My eating pattern is also distorted and will eat loads for a couple of weeks and then get sick of food and not eat properly for up to 2 weeks. I also change mood quite easily, being as high as a kite one minute and really low the next. Experience a strong feeling of loneliness and emptiness to and especially within the past 2 weeks, of which my flatmates have noticed my up and down moods more so. Each day in the past 14days has been the opposite of the previous, and go through many emotions during the day whilst often feeling sluggish and loss of motivation/energy. Effort to get out of bed and often just stay in bed all day making the excuse that i slept in.

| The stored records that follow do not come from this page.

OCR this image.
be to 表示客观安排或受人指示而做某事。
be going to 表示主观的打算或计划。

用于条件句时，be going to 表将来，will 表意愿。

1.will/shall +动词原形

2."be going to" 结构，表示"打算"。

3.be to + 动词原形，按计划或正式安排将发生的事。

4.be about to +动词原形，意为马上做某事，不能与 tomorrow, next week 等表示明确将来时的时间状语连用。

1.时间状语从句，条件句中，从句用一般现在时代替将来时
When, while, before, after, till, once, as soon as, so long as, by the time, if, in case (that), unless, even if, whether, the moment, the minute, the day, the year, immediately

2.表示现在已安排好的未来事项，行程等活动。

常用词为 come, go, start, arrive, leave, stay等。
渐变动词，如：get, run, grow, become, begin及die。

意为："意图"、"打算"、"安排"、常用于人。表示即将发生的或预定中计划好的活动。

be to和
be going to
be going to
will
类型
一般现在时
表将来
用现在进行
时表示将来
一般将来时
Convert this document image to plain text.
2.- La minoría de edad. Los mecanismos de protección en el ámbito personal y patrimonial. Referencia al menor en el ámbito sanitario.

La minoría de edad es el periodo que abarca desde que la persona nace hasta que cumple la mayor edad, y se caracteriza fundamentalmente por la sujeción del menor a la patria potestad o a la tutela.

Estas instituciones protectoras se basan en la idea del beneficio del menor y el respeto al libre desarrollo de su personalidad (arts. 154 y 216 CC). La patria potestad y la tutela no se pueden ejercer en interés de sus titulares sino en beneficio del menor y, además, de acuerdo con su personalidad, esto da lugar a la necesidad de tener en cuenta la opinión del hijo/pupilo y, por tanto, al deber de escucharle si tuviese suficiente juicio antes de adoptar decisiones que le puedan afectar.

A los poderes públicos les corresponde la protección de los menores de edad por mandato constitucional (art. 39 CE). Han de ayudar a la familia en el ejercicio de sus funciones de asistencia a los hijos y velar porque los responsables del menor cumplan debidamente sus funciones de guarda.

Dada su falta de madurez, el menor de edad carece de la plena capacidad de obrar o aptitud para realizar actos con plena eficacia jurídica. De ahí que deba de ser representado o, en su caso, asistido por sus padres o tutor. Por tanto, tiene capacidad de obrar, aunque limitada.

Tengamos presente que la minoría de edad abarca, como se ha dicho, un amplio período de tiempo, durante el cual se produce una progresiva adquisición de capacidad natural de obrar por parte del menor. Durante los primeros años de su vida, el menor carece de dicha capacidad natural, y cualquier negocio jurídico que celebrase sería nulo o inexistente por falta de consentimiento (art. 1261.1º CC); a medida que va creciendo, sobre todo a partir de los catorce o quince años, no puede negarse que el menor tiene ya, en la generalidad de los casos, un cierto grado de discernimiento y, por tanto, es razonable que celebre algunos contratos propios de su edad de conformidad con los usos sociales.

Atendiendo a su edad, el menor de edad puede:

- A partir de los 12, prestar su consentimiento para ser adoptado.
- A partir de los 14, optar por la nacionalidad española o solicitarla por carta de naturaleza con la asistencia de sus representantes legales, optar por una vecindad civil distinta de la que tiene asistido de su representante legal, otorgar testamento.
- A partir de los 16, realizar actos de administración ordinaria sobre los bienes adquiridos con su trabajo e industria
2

There are also times where im on such a high, almost in a hyperactive way and can start laughing hysterically for no reason and not be able to stop. When i'm in that happy state i tend to find myself shopping and spending alot of money, only to get home and realise that i didn't really need half of it. I'm a very chatty person in general but have always been told to slow down and that others can't keep up due to going off on tangents also and i don't realise i'm doing it...this also happens when i'm feeling really happy generally. when im sad i just cry at everything :/
I know genetics also play a part in bipolar disorder and 2 members of my family have been diagnosed with bipolar and 1 manic depression, which made me ponder. To me i guess im used to my behaviour and i don't feel out of control, however others around me seem to think and feel different.
Was thinking of paying a visit to the doctors, however although it doesn't much bother me if i get the diagnosis of bipolar, as i feel i can cope, it just bothers me about how people will react towards me and future job prospects. How exactly dot hey diagnose you?